Conditions for autumn cultivations and drilling were ideal at farmers weeklys Easton Lodge Farm. It followed a bumper harvest, with Avalon the top-performing winter wheat at nearly 10t/ha.
British Sugar was predicting the earliest-ever start to the beet campaign, with the Spalding factory the first to open on Sept 22. But farmers werent so happy in Kent, where storms clobbered fruit trees. Other trees were under threat, with the wholesale disappearance of ash, beech, chestnut, oak and sycamore predicted. "The cause of this impending disaster is not a disease epidemic of dutch elm proportion – but the grey squirrel."
Visitors flocked to Stoneleigh for the Dairy Farming Event, where talk was of how three-times-a-day milking could lift margins without upping capital outlay. Such a system had its critics, with one researcher dubbing it a "last resort." "The unsocial hours are too high a price to pay for the extra production," he said.

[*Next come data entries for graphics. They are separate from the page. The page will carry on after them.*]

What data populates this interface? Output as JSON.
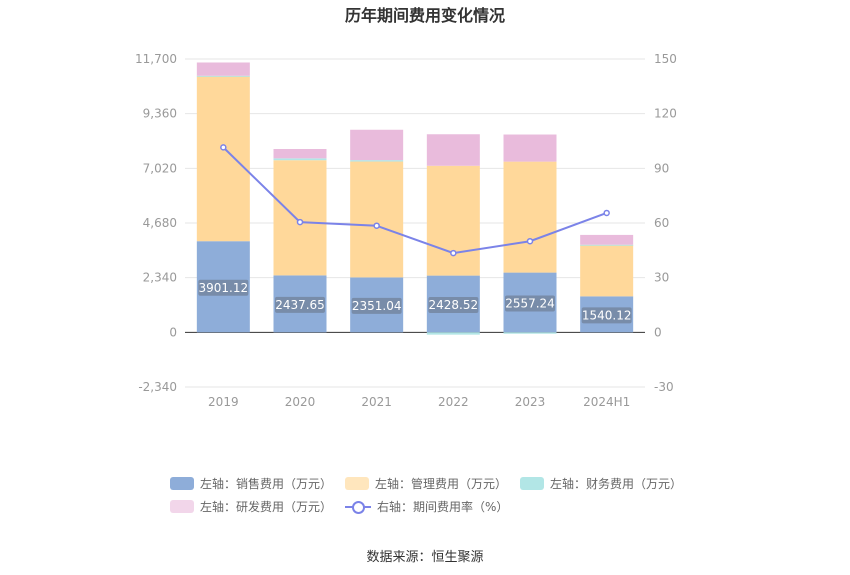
{
  "chart_data": {
    "type": "bar",
    "title": "历年期间费用变化情况",
    "categories": [
      "2019",
      "2020",
      "2021",
      "2022",
      "2023",
      "2024H1"
    ],
    "left_axis": {
      "ticks": [
        "11,700",
        "9,360",
        "7,020",
        "4,680",
        "2,340",
        "0",
        "-2,340"
      ],
      "range": [
        -2340,
        11700
      ]
    },
    "right_axis": {
      "ticks": [
        "150",
        "120",
        "90",
        "60",
        "30",
        "0",
        "-30"
      ],
      "range": [
        -30,
        150
      ]
    },
    "stacked_series": [
      {
        "name": "左轴：销售费用（万元）",
        "color": "#8eadd9",
        "values": [
          3901.12,
          2437.65,
          2351.04,
          2428.52,
          2557.24,
          1540.12
        ],
        "labels": [
          "3901.12",
          "2437.65",
          "2351.04",
          "2428.52",
          "2557.24",
          "1540.12"
        ]
      },
      {
        "name": "左轴：管理费用（万元）",
        "color": "#ffd89a",
        "values": [
          7050,
          4930,
          4960,
          4700,
          4750,
          2200
        ]
      },
      {
        "name": "左轴：财务费用（万元）",
        "color": "#b2e6e6",
        "values": [
          30,
          80,
          60,
          -100,
          -60,
          10
        ]
      },
      {
        "name": "左轴：研发费用（万元）",
        "color": "#e9bbdc",
        "values": [
          570,
          400,
          1300,
          1350,
          1160,
          420
        ]
      }
    ],
    "line_series": {
      "name": "右轴：期间费用率（%）",
      "color": "#7b83e8",
      "values": [
        101.5,
        60.5,
        58.5,
        43.5,
        50,
        65.5
      ]
    },
    "grid": true,
    "legend_position": "bottom"
  },
  "source": "数据来源：恒生聚源"
}
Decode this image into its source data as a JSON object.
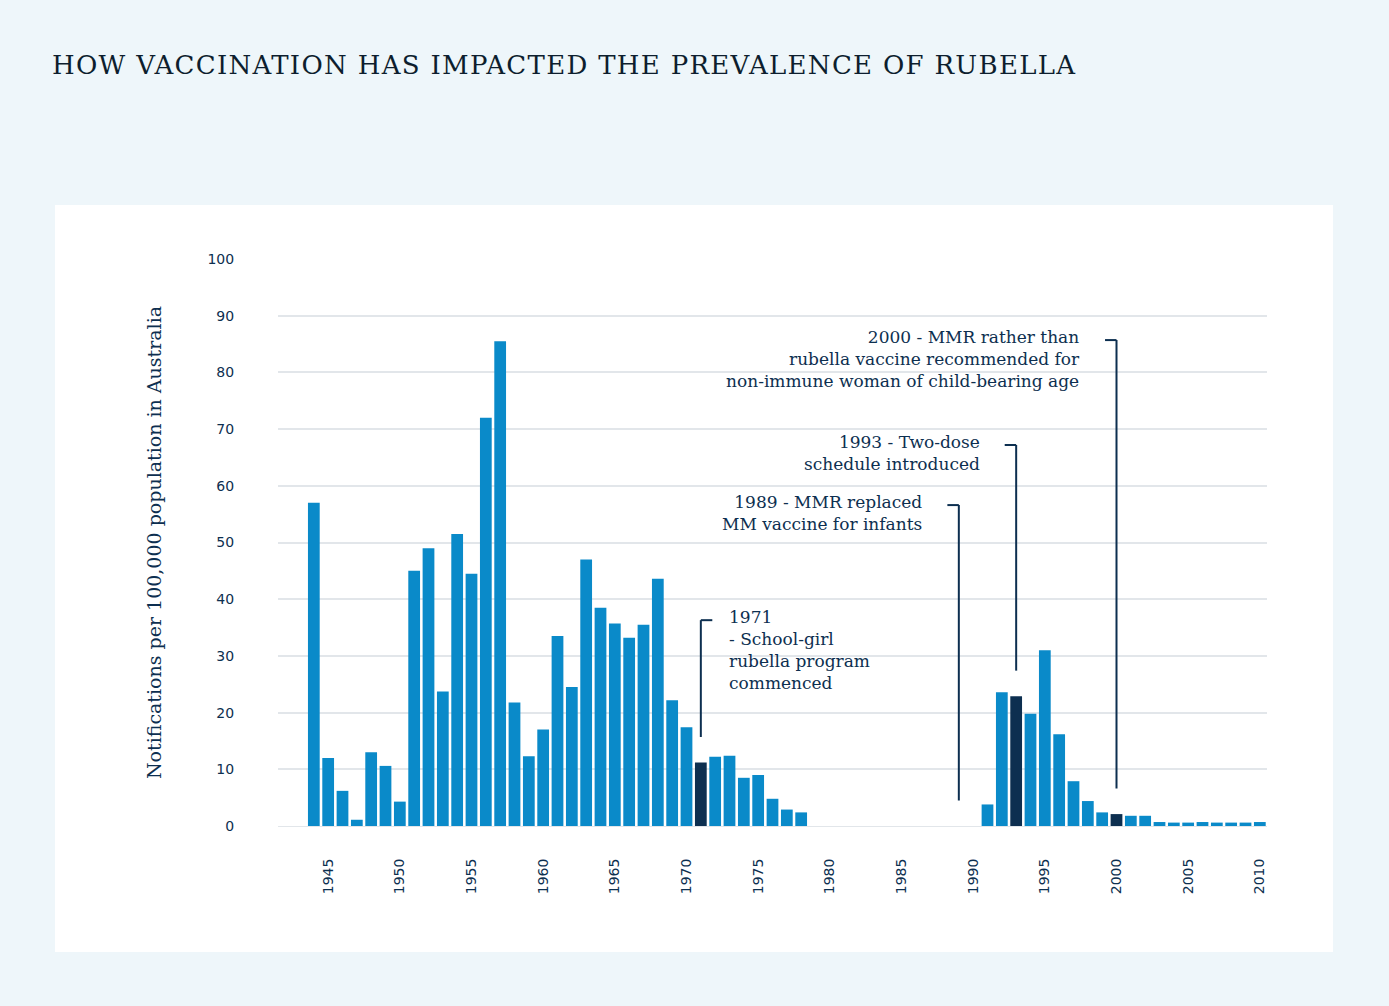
{
  "chart_data": {
    "type": "bar",
    "title": "HOW VACCINATION HAS IMPACTED THE PREVALENCE OF RUBELLA",
    "y_label": "Notifications per 100,000 population in Australia",
    "x": [
      1944,
      1945,
      1946,
      1947,
      1948,
      1949,
      1950,
      1951,
      1952,
      1953,
      1954,
      1955,
      1956,
      1957,
      1958,
      1959,
      1960,
      1961,
      1962,
      1963,
      1964,
      1965,
      1966,
      1967,
      1968,
      1969,
      1970,
      1971,
      1972,
      1973,
      1974,
      1975,
      1976,
      1977,
      1978,
      1979,
      1980,
      1981,
      1982,
      1983,
      1984,
      1985,
      1986,
      1987,
      1988,
      1989,
      1990,
      1991,
      1992,
      1993,
      1994,
      1995,
      1996,
      1997,
      1998,
      1999,
      2000,
      2001,
      2002,
      2003,
      2004,
      2005,
      2006,
      2007,
      2008,
      2009,
      2010
    ],
    "values": [
      57,
      12,
      6.2,
      1.1,
      13,
      10.6,
      4.3,
      45,
      49,
      23.7,
      51.5,
      44.5,
      72,
      85.5,
      21.8,
      12.3,
      17,
      33.5,
      24.5,
      47,
      38.5,
      35.7,
      33.2,
      35.5,
      43.6,
      22.2,
      17.4,
      11.2,
      12.2,
      12.4,
      8.5,
      9,
      4.8,
      2.9,
      2.4,
      null,
      null,
      null,
      null,
      null,
      null,
      null,
      null,
      null,
      null,
      null,
      null,
      3.8,
      23.6,
      22.9,
      19.8,
      31,
      16.2,
      7.9,
      4.4,
      2.4,
      2.1,
      1.8,
      1.8,
      0.7,
      0.6,
      0.6,
      0.7,
      0.6,
      0.6,
      0.6,
      0.7
    ],
    "colors": [
      "#0a8ac9",
      "#0a8ac9",
      "#0a8ac9",
      "#0a8ac9",
      "#0a8ac9",
      "#0a8ac9",
      "#0a8ac9",
      "#0a8ac9",
      "#0a8ac9",
      "#0a8ac9",
      "#0a8ac9",
      "#0a8ac9",
      "#0a8ac9",
      "#0a8ac9",
      "#0a8ac9",
      "#0a8ac9",
      "#0a8ac9",
      "#0a8ac9",
      "#0a8ac9",
      "#0a8ac9",
      "#0a8ac9",
      "#0a8ac9",
      "#0a8ac9",
      "#0a8ac9",
      "#0a8ac9",
      "#0a8ac9",
      "#0a8ac9",
      "#0d2f50",
      "#0a8ac9",
      "#0a8ac9",
      "#0a8ac9",
      "#0a8ac9",
      "#0a8ac9",
      "#0a8ac9",
      "#0a8ac9",
      "#0a8ac9",
      "#0a8ac9",
      "#0a8ac9",
      "#0a8ac9",
      "#0a8ac9",
      "#0a8ac9",
      "#0a8ac9",
      "#0a8ac9",
      "#0a8ac9",
      "#0a8ac9",
      "#0a8ac9",
      "#0a8ac9",
      "#0a8ac9",
      "#0a8ac9",
      "#0d2f50",
      "#0a8ac9",
      "#0a8ac9",
      "#0a8ac9",
      "#0a8ac9",
      "#0a8ac9",
      "#0a8ac9",
      "#0d2f50",
      "#0a8ac9",
      "#0a8ac9",
      "#0a8ac9",
      "#0a8ac9",
      "#0a8ac9",
      "#0a8ac9",
      "#0a8ac9",
      "#0a8ac9",
      "#0a8ac9",
      "#0a8ac9"
    ],
    "xlim": [
      1941.5,
      2010.5
    ],
    "xticks": [
      1945,
      1950,
      1955,
      1960,
      1965,
      1970,
      1975,
      1980,
      1985,
      1990,
      1995,
      2000,
      2005,
      2010
    ],
    "ylim": [
      0,
      100
    ],
    "yticks": [
      0,
      10,
      20,
      30,
      40,
      50,
      60,
      70,
      80,
      90,
      100
    ],
    "grid": true,
    "annotations": [
      {
        "x": 1971,
        "lines": [
          "1971",
          "- School-girl",
          "rubella program",
          "commenced"
        ]
      },
      {
        "x": 1989,
        "lines": [
          "1989 - MMR replaced",
          "MM vaccine for infants"
        ]
      },
      {
        "x": 1993,
        "lines": [
          "1993 - Two-dose",
          "schedule introduced"
        ]
      },
      {
        "x": 2000,
        "lines": [
          "2000 - MMR rather than",
          "rubella vaccine recommended for",
          "non-immune woman of child-bearing age"
        ]
      }
    ]
  }
}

The possibility of long hours was no deterrent to the young people trying to break into the industry. Share farming had a bright future, concluded land agent Richard Stratton. "It could break the deadlock between landlord and tenant and allow young people into the industry," he said.
If they could afford it. The Agricultural Mortgage Corporation and clearing banks upped the cost of mortgages by 2% to between 16% and 17.5%. Ouch.
Minister of Agriculture Peter Walker kept his job in a reshuffle – but Peg Fenner was appointed Parliamentary Secretary of Agriculture, a post she had held nearly 10 years earlier, acquiring the nicknames "Peg Prices" and "The Housewives Minister". Both of which are considerably nicer nicknames than many ministers have today.